The autosomal dominant and recessive forms of proximal RTA are usually permanent and require life-long alkali therapy. In contrast, sporadic isolated proximal RTA is transient and alkali therapy can be discontinued after several years. After discontinuation of the alkali therapy, the condition does not return. This defect has been ascribed to proximal tubular immaturity in some infants [32].

The goal of treatment in Fanconi syndrome is to stop the causative agent (when possible) and to replenish the solutes that are wasted in the urine due to the lack of proximal tubular reabsorption. Loss of glucose, uric acid and amino acids is usually asymptomatic. Loss of phosphate, however, can lead to rickets in children and osteomalacia in adults. Hypophosphatemia in Fanconi syndrome and proximal RTA can be exacerbated by vitamin D deficiency, and both phosphate and vitamin D levels should be checked and supplements administered [130].
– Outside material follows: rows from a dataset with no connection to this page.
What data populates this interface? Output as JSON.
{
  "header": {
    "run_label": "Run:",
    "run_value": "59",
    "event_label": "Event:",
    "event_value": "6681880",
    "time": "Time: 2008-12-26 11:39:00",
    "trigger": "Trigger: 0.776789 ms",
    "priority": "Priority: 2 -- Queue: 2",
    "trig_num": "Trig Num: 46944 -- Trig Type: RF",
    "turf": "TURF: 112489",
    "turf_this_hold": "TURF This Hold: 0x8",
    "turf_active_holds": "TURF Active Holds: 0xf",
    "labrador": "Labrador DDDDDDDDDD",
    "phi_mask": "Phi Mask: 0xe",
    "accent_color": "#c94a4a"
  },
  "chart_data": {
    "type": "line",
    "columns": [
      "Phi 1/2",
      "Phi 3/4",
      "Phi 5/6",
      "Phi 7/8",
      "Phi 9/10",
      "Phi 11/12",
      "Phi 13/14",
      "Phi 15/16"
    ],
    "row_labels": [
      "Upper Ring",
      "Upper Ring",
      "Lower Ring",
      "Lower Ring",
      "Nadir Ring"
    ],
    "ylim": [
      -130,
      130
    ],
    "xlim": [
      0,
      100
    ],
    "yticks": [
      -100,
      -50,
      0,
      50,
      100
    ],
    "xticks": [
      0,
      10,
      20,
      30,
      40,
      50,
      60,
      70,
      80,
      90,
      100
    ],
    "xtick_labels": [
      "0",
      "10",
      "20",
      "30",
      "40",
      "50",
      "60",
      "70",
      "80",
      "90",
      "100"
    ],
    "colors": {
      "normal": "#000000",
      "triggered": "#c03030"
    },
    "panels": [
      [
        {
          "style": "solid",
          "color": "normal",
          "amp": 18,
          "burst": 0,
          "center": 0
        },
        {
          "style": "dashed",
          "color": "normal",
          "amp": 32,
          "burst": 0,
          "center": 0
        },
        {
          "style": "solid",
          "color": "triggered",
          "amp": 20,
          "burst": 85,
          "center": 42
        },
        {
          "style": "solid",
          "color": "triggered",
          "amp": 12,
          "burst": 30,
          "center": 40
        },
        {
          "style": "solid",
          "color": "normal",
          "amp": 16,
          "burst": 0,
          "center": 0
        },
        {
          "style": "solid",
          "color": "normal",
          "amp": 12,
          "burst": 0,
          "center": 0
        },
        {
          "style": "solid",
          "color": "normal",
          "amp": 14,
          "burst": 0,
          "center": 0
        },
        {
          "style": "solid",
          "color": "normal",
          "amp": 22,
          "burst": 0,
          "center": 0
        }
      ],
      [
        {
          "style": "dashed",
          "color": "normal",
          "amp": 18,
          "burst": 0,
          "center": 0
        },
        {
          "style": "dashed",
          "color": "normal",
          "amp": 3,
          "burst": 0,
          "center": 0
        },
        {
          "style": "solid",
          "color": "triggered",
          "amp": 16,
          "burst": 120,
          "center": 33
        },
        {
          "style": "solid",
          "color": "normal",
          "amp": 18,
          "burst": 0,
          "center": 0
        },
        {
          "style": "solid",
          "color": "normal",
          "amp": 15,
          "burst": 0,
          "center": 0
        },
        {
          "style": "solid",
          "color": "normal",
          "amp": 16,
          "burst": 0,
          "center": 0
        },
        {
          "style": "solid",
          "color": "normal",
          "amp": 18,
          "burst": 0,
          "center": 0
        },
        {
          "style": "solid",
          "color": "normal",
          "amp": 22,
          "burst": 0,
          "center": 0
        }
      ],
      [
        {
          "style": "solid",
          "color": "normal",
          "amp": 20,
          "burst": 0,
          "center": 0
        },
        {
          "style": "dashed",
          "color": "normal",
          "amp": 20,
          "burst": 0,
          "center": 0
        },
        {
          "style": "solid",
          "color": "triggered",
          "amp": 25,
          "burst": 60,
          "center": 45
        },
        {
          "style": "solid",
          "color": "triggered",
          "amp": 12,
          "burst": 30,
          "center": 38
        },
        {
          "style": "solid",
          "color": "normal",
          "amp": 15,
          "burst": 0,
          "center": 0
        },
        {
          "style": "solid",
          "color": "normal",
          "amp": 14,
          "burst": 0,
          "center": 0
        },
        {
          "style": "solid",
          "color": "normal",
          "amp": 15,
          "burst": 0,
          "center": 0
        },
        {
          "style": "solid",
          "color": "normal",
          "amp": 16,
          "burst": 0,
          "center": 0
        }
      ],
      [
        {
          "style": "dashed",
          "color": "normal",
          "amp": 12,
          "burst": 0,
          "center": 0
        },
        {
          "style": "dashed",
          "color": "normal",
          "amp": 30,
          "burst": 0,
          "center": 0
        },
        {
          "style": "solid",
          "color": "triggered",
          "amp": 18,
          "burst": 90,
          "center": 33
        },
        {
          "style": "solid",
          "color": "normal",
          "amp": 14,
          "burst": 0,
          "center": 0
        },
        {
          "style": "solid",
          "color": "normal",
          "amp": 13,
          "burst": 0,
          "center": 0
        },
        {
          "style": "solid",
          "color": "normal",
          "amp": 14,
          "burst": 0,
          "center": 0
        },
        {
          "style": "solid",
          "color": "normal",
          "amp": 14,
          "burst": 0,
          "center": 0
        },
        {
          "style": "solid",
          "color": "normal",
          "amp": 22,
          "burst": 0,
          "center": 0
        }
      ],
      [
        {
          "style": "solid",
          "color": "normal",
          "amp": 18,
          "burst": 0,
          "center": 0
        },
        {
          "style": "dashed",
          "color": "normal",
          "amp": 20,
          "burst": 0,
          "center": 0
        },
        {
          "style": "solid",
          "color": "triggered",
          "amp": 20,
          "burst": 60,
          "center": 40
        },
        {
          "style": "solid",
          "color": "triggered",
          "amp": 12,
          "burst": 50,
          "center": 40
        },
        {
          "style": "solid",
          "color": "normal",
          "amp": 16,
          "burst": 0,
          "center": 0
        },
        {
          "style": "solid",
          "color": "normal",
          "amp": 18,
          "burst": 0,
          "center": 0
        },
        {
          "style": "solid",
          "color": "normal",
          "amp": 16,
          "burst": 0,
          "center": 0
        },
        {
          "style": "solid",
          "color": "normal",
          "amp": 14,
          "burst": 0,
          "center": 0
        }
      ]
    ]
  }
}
All patients with proximal RTA should receive HCO3− supplementation. Alkali therapy is of particular importance in children to prevent growth retardation due to acidosis. Large amounts of HCO3− are usually necessary given the magnitude of HCO3− wastage in proximal RTA and sometimes Fanconi syndrome. An amount of 5 to 15 mEq/kg is usually recommended [3]. Thiazide diuretics enhance HCO3− reabsorption in the PCT and the loop of Henle by reducing extracellular volume and are used to minimize the required amount of HCO3−. Potassium levels should be monitored and supplemented when necessary, given that both HCO3− supplementation and thiazide diuresis lead to hypokalemia by enhancing K+ excretion in the collecting duct [3].

Any time a medication is suspected to be the cause of Fanconi syndrome in a patient, it should be stopped if possible and efforts should be made to find an alternative. When a suitable replacement is not present, lowering the dose should be performed, although, as mentioned previously, some cases of Fanconi syndrome are not dose-related.